Ellerini arkasında bağlayıp başını dikleştirdi.

"Ne kulu ne uşağı Saadettin ağa! Bizim Allah'tan gayrısına kulluk da uşaklık da ettiğimiz yoktur! Asıl sen yerini bil! Yakışır mı ağa dediğine gebe kadını sokak ortasında hırpalayıp namusuna laf etmek?!"

"Sana mı soracağım lan?! Bacı benim! Ağalık benim! Laf benim! De git! Canımı sıkma!"

Göğsüne bastırıp ittirdiğinde Ersin kımıldamadan öylece durup gözlerinin içine baktı.

"Mekanımda istemem!" dedi. "Hele Fırat'ın karısına saygısızlık edeni sokağımın önünden bile geçirmem!
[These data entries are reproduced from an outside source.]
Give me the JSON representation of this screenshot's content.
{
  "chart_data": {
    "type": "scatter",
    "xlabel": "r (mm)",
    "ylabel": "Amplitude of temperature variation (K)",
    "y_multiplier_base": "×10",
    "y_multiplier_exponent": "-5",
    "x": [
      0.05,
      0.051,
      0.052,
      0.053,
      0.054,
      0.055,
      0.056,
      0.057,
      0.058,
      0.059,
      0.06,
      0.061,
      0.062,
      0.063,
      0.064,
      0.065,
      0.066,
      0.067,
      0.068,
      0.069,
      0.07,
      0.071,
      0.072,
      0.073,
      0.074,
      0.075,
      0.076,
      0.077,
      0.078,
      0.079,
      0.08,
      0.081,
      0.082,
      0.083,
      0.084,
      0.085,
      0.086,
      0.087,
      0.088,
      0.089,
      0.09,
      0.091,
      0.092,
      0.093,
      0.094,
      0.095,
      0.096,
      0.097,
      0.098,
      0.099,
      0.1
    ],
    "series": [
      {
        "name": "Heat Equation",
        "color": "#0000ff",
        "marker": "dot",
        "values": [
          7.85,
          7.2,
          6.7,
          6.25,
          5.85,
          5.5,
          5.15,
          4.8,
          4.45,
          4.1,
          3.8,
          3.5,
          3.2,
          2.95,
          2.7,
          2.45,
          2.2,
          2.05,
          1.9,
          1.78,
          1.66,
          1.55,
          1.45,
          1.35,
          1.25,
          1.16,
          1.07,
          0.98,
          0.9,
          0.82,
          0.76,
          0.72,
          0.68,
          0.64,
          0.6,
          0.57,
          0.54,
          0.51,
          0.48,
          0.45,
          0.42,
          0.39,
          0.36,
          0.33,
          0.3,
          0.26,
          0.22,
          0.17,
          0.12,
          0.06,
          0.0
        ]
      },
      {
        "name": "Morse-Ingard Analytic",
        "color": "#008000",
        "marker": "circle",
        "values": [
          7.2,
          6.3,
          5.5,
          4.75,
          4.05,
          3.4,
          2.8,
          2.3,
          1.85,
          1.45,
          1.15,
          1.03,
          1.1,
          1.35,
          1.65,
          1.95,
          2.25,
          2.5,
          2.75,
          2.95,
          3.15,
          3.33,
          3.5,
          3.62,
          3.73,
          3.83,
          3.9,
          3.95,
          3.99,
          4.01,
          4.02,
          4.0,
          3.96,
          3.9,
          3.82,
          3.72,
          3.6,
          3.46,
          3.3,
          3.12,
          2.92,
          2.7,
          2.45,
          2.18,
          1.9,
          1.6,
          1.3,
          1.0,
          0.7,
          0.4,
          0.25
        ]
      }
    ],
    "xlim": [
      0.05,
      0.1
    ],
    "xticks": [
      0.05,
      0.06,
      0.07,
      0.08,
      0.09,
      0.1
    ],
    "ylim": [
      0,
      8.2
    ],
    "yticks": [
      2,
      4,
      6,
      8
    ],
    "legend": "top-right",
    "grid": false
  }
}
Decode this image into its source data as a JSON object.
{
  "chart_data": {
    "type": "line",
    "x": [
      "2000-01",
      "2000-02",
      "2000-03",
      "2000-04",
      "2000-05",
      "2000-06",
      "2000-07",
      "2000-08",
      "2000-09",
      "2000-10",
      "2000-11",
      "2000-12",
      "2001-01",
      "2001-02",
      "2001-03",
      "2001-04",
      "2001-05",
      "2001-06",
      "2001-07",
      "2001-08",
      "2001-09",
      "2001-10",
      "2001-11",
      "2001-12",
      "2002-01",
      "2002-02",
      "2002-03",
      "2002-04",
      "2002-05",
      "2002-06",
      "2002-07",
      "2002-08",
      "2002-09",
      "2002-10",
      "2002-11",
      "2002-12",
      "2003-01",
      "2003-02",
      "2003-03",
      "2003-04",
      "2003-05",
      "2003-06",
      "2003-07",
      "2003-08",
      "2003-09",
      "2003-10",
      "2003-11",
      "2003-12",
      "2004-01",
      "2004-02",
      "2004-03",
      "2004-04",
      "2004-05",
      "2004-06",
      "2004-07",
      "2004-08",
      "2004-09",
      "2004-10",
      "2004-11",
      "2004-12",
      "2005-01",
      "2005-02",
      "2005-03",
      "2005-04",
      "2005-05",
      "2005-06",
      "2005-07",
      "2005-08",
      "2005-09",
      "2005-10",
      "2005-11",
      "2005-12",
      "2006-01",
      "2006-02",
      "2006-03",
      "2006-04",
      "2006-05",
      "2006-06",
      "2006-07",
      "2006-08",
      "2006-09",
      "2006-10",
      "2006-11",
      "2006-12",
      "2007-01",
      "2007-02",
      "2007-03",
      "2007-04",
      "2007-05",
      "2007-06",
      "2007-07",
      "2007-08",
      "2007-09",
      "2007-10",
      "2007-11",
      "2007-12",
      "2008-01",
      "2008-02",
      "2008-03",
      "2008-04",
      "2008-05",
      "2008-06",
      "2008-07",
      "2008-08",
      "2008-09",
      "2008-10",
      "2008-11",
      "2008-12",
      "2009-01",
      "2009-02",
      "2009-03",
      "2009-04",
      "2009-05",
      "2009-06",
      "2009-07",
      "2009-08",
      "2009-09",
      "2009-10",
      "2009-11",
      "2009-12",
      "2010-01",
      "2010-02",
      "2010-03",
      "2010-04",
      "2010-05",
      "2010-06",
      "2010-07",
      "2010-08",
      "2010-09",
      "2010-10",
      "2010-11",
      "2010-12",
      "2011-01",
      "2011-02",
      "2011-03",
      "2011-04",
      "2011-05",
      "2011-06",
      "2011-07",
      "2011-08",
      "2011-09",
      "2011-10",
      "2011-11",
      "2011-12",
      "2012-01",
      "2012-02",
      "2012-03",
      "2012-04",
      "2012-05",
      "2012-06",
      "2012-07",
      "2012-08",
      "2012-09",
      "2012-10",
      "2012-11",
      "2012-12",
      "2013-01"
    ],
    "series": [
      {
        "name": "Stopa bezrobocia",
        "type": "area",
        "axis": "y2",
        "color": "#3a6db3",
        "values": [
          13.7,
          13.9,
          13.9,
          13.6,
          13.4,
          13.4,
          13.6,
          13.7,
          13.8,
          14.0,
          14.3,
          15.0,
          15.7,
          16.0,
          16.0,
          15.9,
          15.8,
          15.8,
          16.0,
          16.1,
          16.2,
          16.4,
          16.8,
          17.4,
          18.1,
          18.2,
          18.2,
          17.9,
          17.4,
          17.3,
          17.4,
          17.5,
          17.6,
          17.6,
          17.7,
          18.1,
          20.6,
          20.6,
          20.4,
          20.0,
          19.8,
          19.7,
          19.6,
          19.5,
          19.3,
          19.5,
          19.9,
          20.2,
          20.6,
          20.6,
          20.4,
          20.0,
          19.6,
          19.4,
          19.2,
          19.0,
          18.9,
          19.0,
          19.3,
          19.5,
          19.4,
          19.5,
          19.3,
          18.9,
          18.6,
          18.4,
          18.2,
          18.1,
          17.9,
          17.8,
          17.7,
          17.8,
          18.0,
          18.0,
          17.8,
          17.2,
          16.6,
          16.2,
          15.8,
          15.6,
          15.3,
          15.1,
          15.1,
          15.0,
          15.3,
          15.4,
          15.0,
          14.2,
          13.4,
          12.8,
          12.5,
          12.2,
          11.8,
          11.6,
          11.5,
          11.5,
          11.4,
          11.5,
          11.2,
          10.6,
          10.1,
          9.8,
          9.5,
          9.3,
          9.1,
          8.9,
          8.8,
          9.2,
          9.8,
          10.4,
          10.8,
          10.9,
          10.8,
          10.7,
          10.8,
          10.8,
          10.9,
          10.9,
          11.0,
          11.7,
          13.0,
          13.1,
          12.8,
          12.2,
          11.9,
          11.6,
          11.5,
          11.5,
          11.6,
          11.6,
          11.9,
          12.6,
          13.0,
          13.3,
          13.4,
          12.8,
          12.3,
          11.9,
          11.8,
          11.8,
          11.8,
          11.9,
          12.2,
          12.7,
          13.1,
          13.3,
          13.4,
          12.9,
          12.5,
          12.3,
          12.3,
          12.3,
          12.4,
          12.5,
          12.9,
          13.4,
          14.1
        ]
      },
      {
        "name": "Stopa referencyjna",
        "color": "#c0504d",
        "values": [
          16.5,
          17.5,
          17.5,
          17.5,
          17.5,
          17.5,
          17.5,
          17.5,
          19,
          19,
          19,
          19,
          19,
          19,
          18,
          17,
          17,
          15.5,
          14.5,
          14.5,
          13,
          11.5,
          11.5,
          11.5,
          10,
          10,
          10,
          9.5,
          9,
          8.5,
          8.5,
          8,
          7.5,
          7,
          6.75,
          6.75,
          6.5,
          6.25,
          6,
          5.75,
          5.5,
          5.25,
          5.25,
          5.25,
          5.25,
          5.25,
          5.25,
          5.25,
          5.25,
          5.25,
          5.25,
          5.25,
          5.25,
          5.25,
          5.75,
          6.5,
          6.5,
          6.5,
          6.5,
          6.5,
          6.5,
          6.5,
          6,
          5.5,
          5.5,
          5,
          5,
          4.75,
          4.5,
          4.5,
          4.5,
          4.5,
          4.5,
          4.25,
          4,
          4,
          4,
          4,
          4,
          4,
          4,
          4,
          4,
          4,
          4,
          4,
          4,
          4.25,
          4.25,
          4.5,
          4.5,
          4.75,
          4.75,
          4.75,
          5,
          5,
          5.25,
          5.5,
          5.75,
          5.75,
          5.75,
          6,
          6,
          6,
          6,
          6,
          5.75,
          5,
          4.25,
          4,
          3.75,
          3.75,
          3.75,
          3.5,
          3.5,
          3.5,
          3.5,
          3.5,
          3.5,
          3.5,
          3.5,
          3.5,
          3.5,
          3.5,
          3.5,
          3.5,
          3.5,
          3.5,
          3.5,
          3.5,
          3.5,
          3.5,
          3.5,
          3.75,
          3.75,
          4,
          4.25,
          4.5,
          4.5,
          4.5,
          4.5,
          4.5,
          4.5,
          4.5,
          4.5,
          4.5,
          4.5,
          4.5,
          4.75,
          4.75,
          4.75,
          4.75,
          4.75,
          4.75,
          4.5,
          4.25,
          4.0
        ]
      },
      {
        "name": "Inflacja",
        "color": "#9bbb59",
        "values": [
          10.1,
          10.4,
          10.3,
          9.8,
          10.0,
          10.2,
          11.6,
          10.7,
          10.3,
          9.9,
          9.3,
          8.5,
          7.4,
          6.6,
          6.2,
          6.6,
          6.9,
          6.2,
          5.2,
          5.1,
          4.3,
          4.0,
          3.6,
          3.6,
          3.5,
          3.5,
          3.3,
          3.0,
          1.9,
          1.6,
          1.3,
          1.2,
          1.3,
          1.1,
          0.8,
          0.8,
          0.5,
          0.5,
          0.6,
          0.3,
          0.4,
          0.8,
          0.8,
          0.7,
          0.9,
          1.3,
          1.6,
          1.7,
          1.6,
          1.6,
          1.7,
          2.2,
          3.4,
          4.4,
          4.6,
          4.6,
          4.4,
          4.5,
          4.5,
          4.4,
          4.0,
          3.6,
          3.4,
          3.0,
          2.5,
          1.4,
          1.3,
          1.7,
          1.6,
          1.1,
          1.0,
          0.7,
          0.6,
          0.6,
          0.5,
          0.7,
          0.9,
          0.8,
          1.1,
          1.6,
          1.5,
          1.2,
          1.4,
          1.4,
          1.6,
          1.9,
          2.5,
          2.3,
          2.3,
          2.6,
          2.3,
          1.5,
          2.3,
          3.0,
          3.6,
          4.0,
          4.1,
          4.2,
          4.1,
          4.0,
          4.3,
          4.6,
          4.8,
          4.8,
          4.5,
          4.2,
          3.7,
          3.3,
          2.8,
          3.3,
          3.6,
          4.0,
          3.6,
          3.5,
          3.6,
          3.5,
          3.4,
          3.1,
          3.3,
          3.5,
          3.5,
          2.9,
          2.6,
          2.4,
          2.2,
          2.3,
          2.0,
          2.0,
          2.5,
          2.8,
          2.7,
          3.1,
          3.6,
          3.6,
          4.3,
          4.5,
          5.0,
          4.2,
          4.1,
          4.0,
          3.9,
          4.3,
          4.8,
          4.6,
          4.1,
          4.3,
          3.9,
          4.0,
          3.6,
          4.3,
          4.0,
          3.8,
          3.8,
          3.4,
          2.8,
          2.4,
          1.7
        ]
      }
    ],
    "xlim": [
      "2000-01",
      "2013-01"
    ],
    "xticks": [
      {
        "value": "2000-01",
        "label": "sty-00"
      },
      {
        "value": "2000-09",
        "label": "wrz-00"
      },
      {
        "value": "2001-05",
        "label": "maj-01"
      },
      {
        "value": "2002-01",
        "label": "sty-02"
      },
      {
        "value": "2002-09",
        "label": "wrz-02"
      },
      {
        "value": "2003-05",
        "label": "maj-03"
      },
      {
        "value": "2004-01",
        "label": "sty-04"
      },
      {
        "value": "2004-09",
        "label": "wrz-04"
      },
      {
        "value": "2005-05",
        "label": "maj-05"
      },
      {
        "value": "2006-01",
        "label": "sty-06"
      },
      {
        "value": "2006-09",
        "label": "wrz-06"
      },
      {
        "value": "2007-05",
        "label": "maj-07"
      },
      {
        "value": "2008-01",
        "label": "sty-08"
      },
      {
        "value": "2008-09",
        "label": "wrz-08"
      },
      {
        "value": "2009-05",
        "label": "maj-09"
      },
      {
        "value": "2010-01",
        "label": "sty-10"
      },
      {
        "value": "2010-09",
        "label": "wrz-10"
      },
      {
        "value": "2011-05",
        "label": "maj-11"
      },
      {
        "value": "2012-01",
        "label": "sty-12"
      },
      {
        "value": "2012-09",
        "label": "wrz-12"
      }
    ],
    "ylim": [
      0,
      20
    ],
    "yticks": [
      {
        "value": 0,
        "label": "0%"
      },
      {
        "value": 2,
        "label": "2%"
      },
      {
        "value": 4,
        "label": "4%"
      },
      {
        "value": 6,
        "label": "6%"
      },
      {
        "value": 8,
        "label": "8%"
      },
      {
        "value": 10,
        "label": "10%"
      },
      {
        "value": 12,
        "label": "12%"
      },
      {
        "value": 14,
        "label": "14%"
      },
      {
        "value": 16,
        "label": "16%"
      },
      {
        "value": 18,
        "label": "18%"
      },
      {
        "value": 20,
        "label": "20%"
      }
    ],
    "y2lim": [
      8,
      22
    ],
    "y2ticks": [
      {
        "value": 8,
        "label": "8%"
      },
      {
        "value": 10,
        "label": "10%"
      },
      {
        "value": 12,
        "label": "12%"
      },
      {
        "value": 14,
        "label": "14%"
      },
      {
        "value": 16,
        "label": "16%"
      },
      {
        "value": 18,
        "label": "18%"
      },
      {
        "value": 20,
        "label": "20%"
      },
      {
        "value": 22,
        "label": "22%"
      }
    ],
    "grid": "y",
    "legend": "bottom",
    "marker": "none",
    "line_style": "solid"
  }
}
Çek arabanı! Hadi!"

"Bakıyorum da Fırat çok beslemiş sizi!"

Alayla güldü.

"Canımı mı yakmaktır niyetin? Eğer öyleyse yaktın say. Şerefli adamın sofrasında oturmak, işini görmek, karısını korumak bize koymaz, ancak gurur verir."

Saadettin tehditkâr bir şekilde başını aşağı yukarı sallayıp parmağını havada savururken, "bu ettiğini unutma Eyüpoğlu!" dedi. "Bu ettiğini unutma!"

"Eyvallah."

Masadaki çantayı hışımla alıp dakikalardır ağlayan Bahar'ı sürüyerek çay bahçesinden çıkardı. Karşı kaldırımdaki araca hırpalayarak bindirdiğinde Ersin Hazan'a döndü.

"İyi misin yengem?"

Boncuk boncuk yaş döken gözleriyle bir eli sandalyede diğer eli karnındayken başını olumsuzca salladı. Bu olanlar muhakkak Fırat'ın kulağına gidecekti. Çok kızacaktı. Hıçkırdı.

Ersin onlara bakan müşterilere sert bir bakış atıp, "film bitti, önünüze dönün," dedi. Ayağa kalkanlar yerlerine otururken gözleri tekrar Hazan'ı buldu. "İçeri gel yengem, hava soğudu. Biraz otur. Koluna gireyim?"

"Gerek yok, teşekkür ederim. Eve gitsem iyi olacak. Cüzdanımı arabada unutmuşum. Alıp geleyim."

"Ne cüzdanı yengem? Bir fincan çayın parasını mı alacağız? Mekan senin."

"Olmaz ki öyle."

"Olur olur. Bizim çocuklar bıraksın seni."

"Arabam var."

"Kullanamazsın bu halde. Zangır zangır titriyorsun. Bırakamam. Sonra Fırat'a ne derim?"

Yutkundu.

"Bu olanları ona anlatmasan olmaz mı?"

"Olmaz yengem. Fırat'ı karşıma alamam. Ben demesem bu çay bahçesinde kaç kişi var onu tanıyan? Dedikodu çıktı mı çıkar. Önünü alamazsın buralarda. En iyisi mi doğruyu baştan de, başın ağrımasın."

"A-ama..."

"Geç yengem o işi. Hadi, bin arabana, ben götüreyim seni."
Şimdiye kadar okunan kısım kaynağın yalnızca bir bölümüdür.